On the ”about me” sections of my Twitter and Instagram pages, I describe myself as follows: Cultural Jew, semi-practicing Buddhist, hopeless humanist, reluctant agnostic, unflinching liberal, inept occasional guitar player, bookworm, yearning traveler
I always like to refer to that description because it forced me to summarize myself with a limited set of characters.

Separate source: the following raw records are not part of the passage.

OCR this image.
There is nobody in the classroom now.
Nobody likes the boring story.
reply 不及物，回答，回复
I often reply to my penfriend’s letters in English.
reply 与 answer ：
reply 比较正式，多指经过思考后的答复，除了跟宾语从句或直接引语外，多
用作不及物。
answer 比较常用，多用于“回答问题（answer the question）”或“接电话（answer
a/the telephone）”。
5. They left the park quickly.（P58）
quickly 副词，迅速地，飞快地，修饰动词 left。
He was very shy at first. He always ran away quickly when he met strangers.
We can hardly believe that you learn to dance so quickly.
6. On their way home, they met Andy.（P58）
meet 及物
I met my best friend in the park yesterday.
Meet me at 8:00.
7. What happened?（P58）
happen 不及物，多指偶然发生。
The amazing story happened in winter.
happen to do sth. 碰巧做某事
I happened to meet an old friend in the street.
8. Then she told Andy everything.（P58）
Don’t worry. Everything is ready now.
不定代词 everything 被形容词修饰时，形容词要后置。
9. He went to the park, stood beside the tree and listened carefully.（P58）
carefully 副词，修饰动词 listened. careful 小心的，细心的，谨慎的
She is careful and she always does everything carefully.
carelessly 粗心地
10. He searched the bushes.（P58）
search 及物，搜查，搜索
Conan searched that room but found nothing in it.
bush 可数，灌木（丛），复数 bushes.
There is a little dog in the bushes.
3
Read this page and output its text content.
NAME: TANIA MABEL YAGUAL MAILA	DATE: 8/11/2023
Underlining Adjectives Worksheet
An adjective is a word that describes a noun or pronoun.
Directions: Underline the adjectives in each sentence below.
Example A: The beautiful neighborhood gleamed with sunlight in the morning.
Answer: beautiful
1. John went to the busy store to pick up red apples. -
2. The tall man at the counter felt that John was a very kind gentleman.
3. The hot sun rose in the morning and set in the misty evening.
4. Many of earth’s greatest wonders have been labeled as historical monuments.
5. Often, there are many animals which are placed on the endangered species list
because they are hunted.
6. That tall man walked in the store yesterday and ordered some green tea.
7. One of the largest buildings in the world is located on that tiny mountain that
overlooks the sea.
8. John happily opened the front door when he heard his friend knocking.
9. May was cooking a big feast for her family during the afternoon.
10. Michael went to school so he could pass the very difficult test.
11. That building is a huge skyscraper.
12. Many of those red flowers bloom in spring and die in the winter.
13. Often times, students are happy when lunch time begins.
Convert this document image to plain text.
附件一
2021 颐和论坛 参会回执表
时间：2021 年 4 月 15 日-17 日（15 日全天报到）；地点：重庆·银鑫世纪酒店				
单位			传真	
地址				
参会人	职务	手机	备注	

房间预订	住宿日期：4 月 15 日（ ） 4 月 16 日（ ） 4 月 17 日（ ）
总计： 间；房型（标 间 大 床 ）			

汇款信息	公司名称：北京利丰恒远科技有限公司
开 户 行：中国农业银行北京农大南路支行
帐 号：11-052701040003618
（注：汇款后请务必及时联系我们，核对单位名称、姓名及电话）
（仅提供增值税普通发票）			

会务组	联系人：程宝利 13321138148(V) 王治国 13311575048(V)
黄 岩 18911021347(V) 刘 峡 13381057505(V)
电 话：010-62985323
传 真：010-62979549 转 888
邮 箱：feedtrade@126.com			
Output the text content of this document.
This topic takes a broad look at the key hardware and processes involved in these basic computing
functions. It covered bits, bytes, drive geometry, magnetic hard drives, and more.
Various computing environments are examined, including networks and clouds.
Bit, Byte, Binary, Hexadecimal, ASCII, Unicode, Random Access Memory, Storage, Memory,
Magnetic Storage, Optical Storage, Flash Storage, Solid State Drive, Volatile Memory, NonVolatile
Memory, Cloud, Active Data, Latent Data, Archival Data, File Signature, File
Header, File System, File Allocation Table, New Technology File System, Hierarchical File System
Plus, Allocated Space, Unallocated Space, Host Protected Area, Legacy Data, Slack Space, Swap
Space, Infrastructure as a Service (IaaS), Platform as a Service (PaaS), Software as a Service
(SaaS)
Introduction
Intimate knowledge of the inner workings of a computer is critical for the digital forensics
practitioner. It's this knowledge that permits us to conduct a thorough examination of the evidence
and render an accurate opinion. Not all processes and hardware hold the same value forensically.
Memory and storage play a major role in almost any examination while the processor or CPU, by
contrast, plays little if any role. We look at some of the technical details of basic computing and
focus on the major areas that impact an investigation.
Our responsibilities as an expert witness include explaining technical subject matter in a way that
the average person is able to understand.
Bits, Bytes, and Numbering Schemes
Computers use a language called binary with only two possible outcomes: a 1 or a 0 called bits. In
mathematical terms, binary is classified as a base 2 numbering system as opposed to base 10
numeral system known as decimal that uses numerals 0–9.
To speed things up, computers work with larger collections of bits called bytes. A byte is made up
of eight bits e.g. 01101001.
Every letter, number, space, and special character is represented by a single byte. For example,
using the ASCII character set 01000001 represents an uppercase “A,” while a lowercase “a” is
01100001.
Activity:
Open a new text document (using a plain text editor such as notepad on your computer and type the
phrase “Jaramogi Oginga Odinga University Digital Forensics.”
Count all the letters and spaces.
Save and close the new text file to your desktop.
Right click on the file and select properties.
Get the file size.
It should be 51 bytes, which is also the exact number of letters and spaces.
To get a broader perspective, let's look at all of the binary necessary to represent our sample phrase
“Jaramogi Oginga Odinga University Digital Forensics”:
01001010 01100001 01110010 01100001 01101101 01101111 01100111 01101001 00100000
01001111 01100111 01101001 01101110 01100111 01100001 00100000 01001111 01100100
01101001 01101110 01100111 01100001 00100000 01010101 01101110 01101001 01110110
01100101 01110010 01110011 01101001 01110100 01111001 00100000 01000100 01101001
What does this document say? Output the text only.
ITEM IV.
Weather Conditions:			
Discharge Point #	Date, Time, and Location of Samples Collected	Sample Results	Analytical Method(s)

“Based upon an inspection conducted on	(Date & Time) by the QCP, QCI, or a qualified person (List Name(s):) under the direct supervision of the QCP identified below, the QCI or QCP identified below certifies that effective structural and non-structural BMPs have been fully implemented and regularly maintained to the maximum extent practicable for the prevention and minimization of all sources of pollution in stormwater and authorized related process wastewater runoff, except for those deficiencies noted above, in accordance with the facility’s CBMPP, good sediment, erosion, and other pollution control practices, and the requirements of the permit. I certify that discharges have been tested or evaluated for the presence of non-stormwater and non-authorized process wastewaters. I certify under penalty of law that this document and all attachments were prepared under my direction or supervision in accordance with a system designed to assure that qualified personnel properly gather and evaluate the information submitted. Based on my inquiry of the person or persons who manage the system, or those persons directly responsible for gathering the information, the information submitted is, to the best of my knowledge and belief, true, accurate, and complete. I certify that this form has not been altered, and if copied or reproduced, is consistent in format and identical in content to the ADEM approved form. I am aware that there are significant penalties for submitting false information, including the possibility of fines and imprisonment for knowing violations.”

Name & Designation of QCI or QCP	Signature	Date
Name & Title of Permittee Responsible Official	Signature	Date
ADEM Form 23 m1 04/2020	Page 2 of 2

I don’t adhere to any kind of organized belief system. I do identify myself as a cultural Jew. What does this mean? I grew up in a family of non-practicing Jews and more than anything else, and because Jews and Judaism can be classified as ”a people” and ”an extremely old tradition and set of values” next to merely a monotheistic religion, I have grown very attached to this part of my upbringing. I am agnostic, which means I do not actively believe that anything is known or can be known of the existence of God. I am a strong believer, however, in the fact that in Judaism – believing in God is optional. How I interpret it (because that’s how it works – whether you like it or not), is that this traditional backbone provides a spiritual framework for me. Is it better than any other? No! If I had grown up Muslim, I’d have probably chosen to continue being a cultural Muslim. The thing with Judaism is that it’s MINE. Consider it more like a strong cultural identity than anything else. It doesn’t define all of me but it’s an important part of my heritage.
I am completely, 100% aware of the fact that, purely based on logic, any religious scholar would lose in a debate with a devout atheist. But if I’m absolutely certain of one thing, it’s of the fact that we’re not always looking or even should be looking for logic. If you spend your whole life trying to understand your fellow human being by purely and solely applying logic to each moral or practical dilemma, you’ll soon be left clueless and very frustrated. There’s a big part of ourselves and others we can’t even begin to understand. I don’t claim any kind of God is the answer because that is very dangerous and I do believe we need to extend our logic and knowledge for as much as possible. What I do mean is that I’m trying to be forgiving and even loving of this big part of us that is irrational and abstract.
I won’t ever condone someone forcing their religion or any kind of belief on me.